PIR MOTION SENSOR TEST
I initially thought that I was going to use PIR motion sensor as one of the sensors. I did some testing and was getting very strange and fractured feedback. And the sensor does not seem like the best option for this project. For no motion I was getting a range of 912-914. For Some motion I was getting a range of 284-299. Very rarely would I get a reading in the 100s.
The way the sensor reads the input is a bit much for sensing the proximity of someone to, say, a stuffed dog’s face.
HC- SR04 – ULTRASONIC DISTANCE SENSOR
In the first three tests, I got back varying results of two integers: 1 or 2, 37 or 38, and 7 or 8. I tried a few more times and got some more random readings, with a 1023 popping up every now and then. I was unsuccessful at getting a good read out of this. But perhaps that is because the basic program for ArduinoReadSerial doesn’t apply to this sensor since it has 4 pins. I found this great tutorial that mentions the range is about 0,200 at the max.
I tried reconnecting and reading both the trig and echo and got a reading of 1023 and 987-990.
Two videos that I watched (the one above and this one) had the sensor connected to the digital pins, not the analog pins.
THE (NEW) PLAN:
PHASE I: Tail Wagging
- Use the code to get the distance in centimeters. Map the distance to 0, 1023 which will control the speed of the motor like the potentiometer did in this lab. This will be for the tail wagging.
- Decide on the motor for the tail after testing out the DC motor first.
PHASE II: Eyes
- Develop robotic eyes.
- Figure out a sensor that the eyes can be controlled with (wether it be the same as the tail)
PHASE III: Connect
- Connect and map the tail and eyes to an accelerometer
- Change out Arduino for Arduino Mini
Phase IV: Casing/Prototype
- Put together in some sort of visual order.
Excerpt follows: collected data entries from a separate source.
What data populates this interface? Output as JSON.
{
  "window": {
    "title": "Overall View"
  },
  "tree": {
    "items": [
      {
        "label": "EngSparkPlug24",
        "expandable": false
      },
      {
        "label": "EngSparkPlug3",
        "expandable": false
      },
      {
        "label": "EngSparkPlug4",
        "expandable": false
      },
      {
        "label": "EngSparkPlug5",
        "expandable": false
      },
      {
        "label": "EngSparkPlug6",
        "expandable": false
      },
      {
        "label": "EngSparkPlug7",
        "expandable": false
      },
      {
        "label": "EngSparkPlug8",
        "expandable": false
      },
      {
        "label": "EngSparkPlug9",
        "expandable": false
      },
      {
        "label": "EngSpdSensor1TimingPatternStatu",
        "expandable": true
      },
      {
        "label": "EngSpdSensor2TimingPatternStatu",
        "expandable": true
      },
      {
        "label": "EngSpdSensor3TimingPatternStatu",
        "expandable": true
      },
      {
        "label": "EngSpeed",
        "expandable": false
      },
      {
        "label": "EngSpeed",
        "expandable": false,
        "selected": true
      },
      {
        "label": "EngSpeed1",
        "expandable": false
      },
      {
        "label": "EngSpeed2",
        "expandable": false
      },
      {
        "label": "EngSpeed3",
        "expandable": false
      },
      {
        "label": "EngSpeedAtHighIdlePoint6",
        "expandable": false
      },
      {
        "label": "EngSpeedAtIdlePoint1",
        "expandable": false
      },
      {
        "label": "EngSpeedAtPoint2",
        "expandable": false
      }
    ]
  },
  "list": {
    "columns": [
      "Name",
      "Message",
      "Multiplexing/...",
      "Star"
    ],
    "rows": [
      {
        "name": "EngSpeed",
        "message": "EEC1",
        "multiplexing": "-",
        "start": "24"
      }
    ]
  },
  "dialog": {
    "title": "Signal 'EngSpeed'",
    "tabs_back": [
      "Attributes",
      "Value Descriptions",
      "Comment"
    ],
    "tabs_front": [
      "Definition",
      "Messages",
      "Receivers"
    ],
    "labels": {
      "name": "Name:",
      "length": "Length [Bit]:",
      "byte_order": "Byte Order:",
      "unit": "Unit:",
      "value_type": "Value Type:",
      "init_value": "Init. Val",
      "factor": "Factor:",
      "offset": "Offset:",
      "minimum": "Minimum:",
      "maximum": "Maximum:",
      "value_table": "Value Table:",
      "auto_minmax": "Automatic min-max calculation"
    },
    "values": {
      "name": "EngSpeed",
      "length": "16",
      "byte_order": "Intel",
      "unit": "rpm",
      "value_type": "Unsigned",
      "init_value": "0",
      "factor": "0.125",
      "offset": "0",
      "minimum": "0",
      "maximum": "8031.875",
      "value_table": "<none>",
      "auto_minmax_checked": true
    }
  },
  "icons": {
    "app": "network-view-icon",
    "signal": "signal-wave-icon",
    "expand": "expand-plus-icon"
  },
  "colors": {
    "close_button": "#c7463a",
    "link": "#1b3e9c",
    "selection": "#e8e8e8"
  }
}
- Time willing, Insert the above everything into a stuffed animal prototype
A couple of notes and questions:
Links to the sensors in your posts would be helpful, to make it easier to know what you’re testing. With the PIR sensor, for example, I am confused, as PIR sensors are typically digital sensors, not analog, so I’m not familiar with the one you’re using and how it’s giving an analog reading.
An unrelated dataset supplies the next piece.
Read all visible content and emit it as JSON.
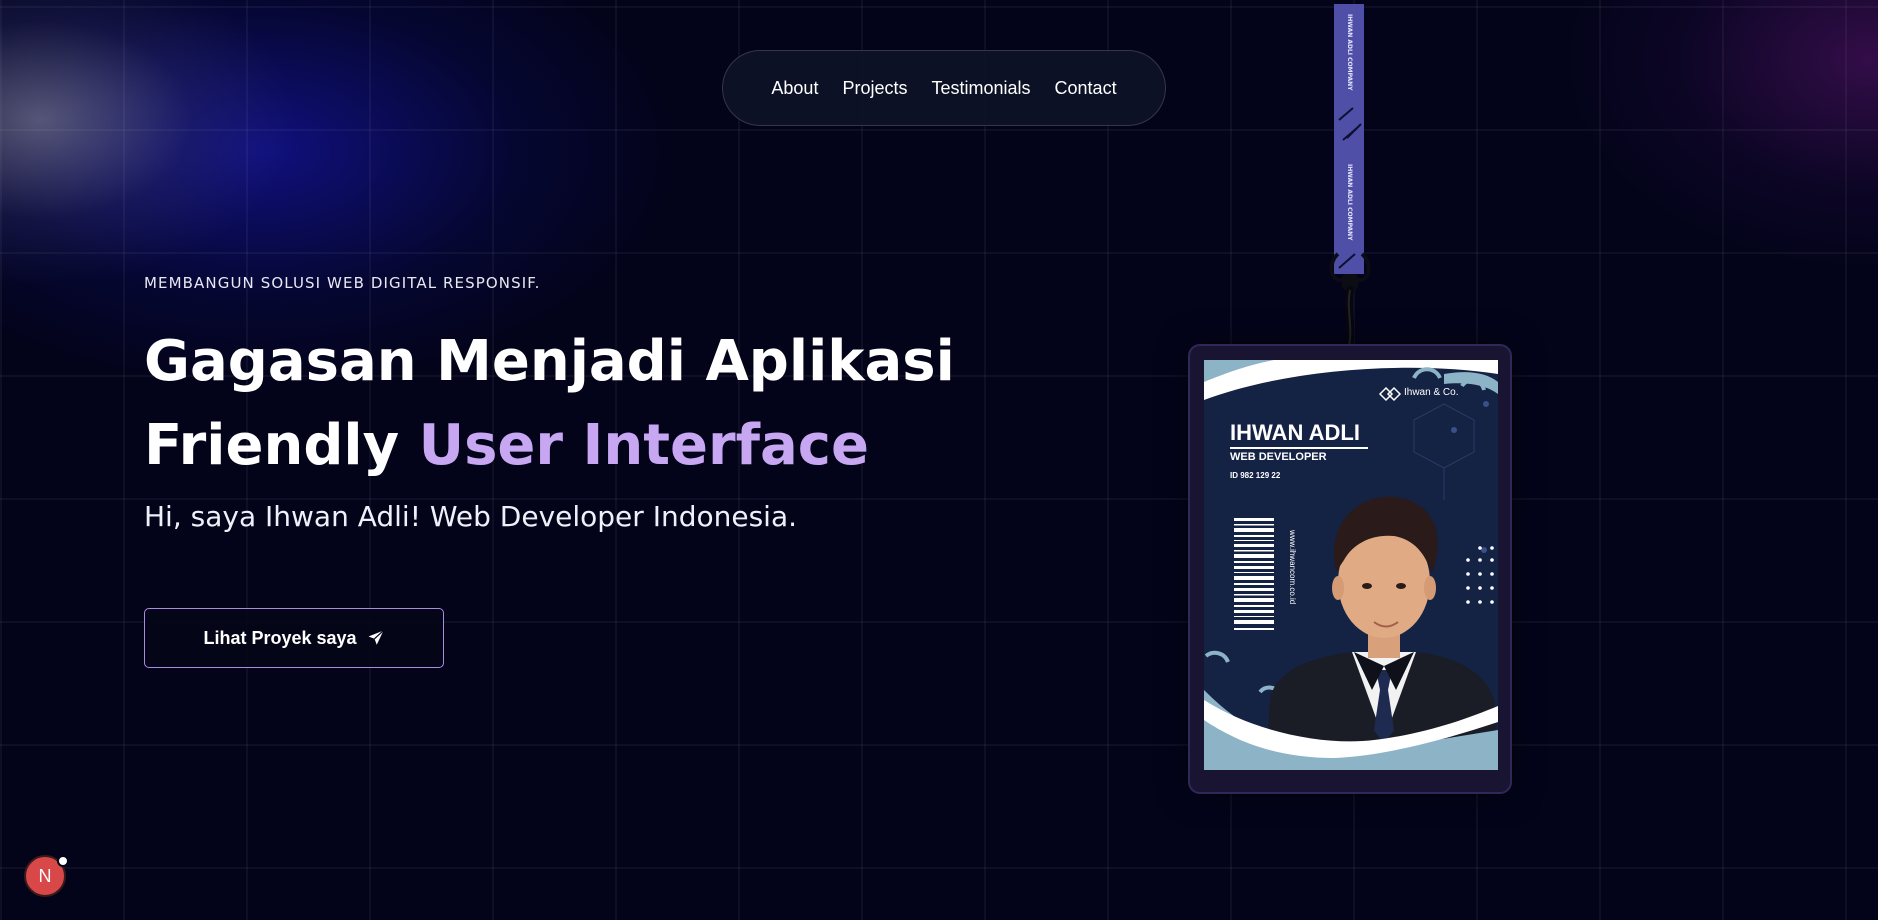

When it comes to readings, it’s helpful to convert the readings to a known physical quantity, At the least, converting to voltage is helpful (see the ReadAnalogVoltage sketch in the File -> Examples -> Basics menu of Arduino). That way, you (and I, reading it) could compare the voltage you’re getting with what the sensor’s data sheet is telling us.
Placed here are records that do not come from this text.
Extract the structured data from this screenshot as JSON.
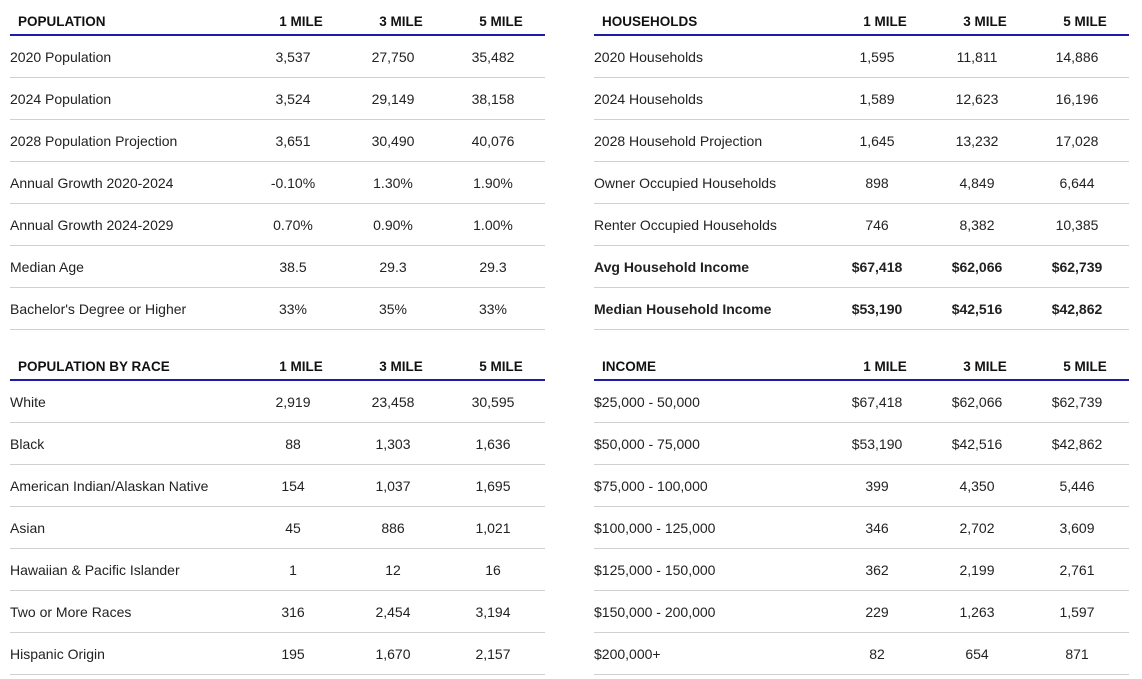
{
  "population": {
    "title": "POPULATION",
    "cols": [
      "1 MILE",
      "3 MILE",
      "5 MILE"
    ],
    "rows": [
      {
        "label": "2020 Population",
        "v": [
          "3,537",
          "27,750",
          "35,482"
        ]
      },
      {
        "label": "2024 Population",
        "v": [
          "3,524",
          "29,149",
          "38,158"
        ]
      },
      {
        "label": "2028 Population Projection",
        "v": [
          "3,651",
          "30,490",
          "40,076"
        ]
      },
      {
        "label": "Annual Growth 2020-2024",
        "v": [
          "-0.10%",
          "1.30%",
          "1.90%"
        ]
      },
      {
        "label": "Annual Growth 2024-2029",
        "v": [
          "0.70%",
          "0.90%",
          "1.00%"
        ]
      },
      {
        "label": "Median Age",
        "v": [
          "38.5",
          "29.3",
          "29.3"
        ]
      },
      {
        "label": "Bachelor's Degree or Higher",
        "v": [
          "33%",
          "35%",
          "33%"
        ]
      }
    ]
  },
  "households": {
    "title": "HOUSEHOLDS",
    "cols": [
      "1 MILE",
      "3 MILE",
      "5 MILE"
    ],
    "rows": [
      {
        "label": "2020 Households",
        "v": [
          "1,595",
          "11,811",
          "14,886"
        ]
      },
      {
        "label": "2024 Households",
        "v": [
          "1,589",
          "12,623",
          "16,196"
        ]
      },
      {
        "label": "2028 Household Projection",
        "v": [
          "1,645",
          "13,232",
          "17,028"
        ]
      },
      {
        "label": "Owner Occupied Households",
        "v": [
          "898",
          "4,849",
          "6,644"
        ]
      },
      {
        "label": "Renter Occupied Households",
        "v": [
          "746",
          "8,382",
          "10,385"
        ]
      },
      {
        "label": "Avg Household Income",
        "v": [
          "$67,418",
          "$62,066",
          "$62,739"
        ]
      },
      {
        "label": "Median Household Income",
        "v": [
          "$53,190",
          "$42,516",
          "$42,862"
        ]
      }
    ]
  },
  "race": {
    "title": "POPULATION BY RACE",
    "cols": [
      "1 MILE",
      "3 MILE",
      "5 MILE"
    ],
    "rows": [
      {
        "label": "White",
        "v": [
          "2,919",
          "23,458",
          "30,595"
        ]
      },
      {
        "label": "Black",
        "v": [
          "88",
          "1,303",
          "1,636"
        ]
      },
      {
        "label": "American Indian/Alaskan Native",
        "v": [
          "154",
          "1,037",
          "1,695"
        ]
      },
      {
        "label": "Asian",
        "v": [
          "45",
          "886",
          "1,021"
        ]
      },
      {
        "label": "Hawaiian & Pacific Islander",
        "v": [
          "1",
          "12",
          "16"
        ]
      },
      {
        "label": "Two or More Races",
        "v": [
          "316",
          "2,454",
          "3,194"
        ]
      },
      {
        "label": "Hispanic Origin",
        "v": [
          "195",
          "1,670",
          "2,157"
        ]
      }
    ]
  },
  "income": {
    "title": "INCOME",
    "cols": [
      "1 MILE",
      "3 MILE",
      "5 MILE"
    ],
    "rows": [
      {
        "label": "$25,000 - 50,000",
        "v": [
          "$67,418",
          "$62,066",
          "$62,739"
        ]
      },
      {
        "label": "$50,000 - 75,000",
        "v": [
          "$53,190",
          "$42,516",
          "$42,862"
        ]
      },
      {
        "label": "$75,000 - 100,000",
        "v": [
          "399",
          "4,350",
          "5,446"
        ]
      },
      {
        "label": "$100,000 - 125,000",
        "v": [
          "346",
          "2,702",
          "3,609"
        ]
      },
      {
        "label": "$125,000 - 150,000",
        "v": [
          "362",
          "2,199",
          "2,761"
        ]
      },
      {
        "label": "$150,000 - 200,000",
        "v": [
          "229",
          "1,263",
          "1,597"
        ]
      },
      {
        "label": "$200,000+",
        "v": [
          "82",
          "654",
          "871"
        ]
      }
    ]
  },
  "colors": {
    "header_rule": "#1c1ca8",
    "row_rule": "#d0d0d0"
  }
}
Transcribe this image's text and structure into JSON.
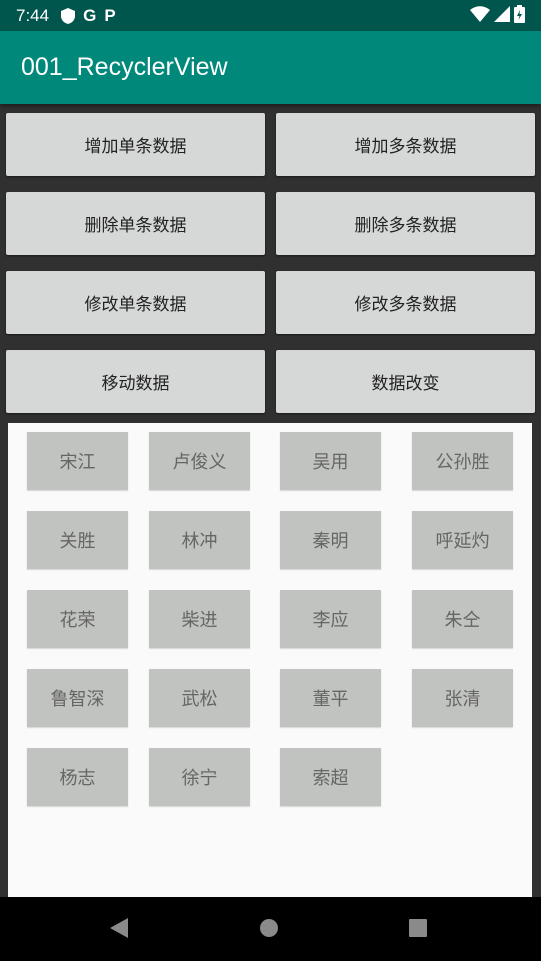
{
  "status_bar": {
    "time": "7:44",
    "left_icons": [
      "shield-icon",
      "google-icon",
      "parking-icon"
    ],
    "right_icons": [
      "wifi-icon",
      "signal-icon",
      "battery-icon"
    ]
  },
  "app_bar": {
    "title": "001_RecyclerView"
  },
  "buttons": [
    {
      "label": "增加单条数据"
    },
    {
      "label": "增加多条数据"
    },
    {
      "label": "删除单条数据"
    },
    {
      "label": "删除多条数据"
    },
    {
      "label": "修改单条数据"
    },
    {
      "label": "修改多条数据"
    },
    {
      "label": "移动数据"
    },
    {
      "label": "数据改变"
    }
  ],
  "grid_items": [
    "宋江",
    "卢俊义",
    "吴用",
    "公孙胜",
    "关胜",
    "林冲",
    "秦明",
    "呼延灼",
    "花荣",
    "柴进",
    "李应",
    "朱仝",
    "鲁智深",
    "武松",
    "董平",
    "张清",
    "杨志",
    "徐宁",
    "索超"
  ],
  "nav_bar": {
    "icons": [
      "back-icon",
      "home-icon",
      "recents-icon"
    ]
  },
  "colors": {
    "status_bar": "#00564d",
    "app_bar": "#00897b",
    "button_bg": "#d6d7d7",
    "chip_bg": "#c0c3bf",
    "panel_bg": "#fafafa",
    "screen_bg": "#303030"
  }
}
Many times, you can get or derive a formula for the actual physical quantity the sensor is measuring from the data sheet. For example, here’s a nice post on converting the output of an infrared ranger (which is different than a PIR sensor) to a physical distance: https://acroname.com/blog/linearizing-sharp-ranger-data-blog-post.
As to why the Ultrasonic sensor was attached to the digital pins, did you check for a data sheet for it? Here’s one that’s well-written: https://docs.google.com/document/d/1Y-yZnNhMYy7rwhAgyL_pfa39RsB-x2qR4vP8saG73rE/edit Read the Operation section, it’ll explain how the sensor operates and implicitly, why you’d use digital pins
Just because a sensor measures an analog quantity does not mean that it automatically outputs an analog voltage. The ultasonic sensor, for example, sends out an ultrasonic pulse, and when the pulse returns, it changes a second pin from high to low. The distance to the object is proportional to how long the pulse takes to return. So you need to understand the operation of different sensors in order to read the properties they sense.
You might consider a different option: If the sensor detects motion in a close enough range, start the tail wagging. So rather than mapping the tail wag to the sensor distance, do something like this (pseudocode to follow):
if sensor reading > threshold
don’t wag tail
I just went through and added the links to the specific sensors that I had been testing.
I didn’t realize that the PIR sensor was a digital read even though it seems to be delivering information in analog format. I had been looking at that ultrasonic sensor manual but still did not realize that it required only digital and why there were only high and low reads. It seemed to clash with what we learned in class. To be honest, I am still surprised each time physics starts to play a role in all of this. Must learn.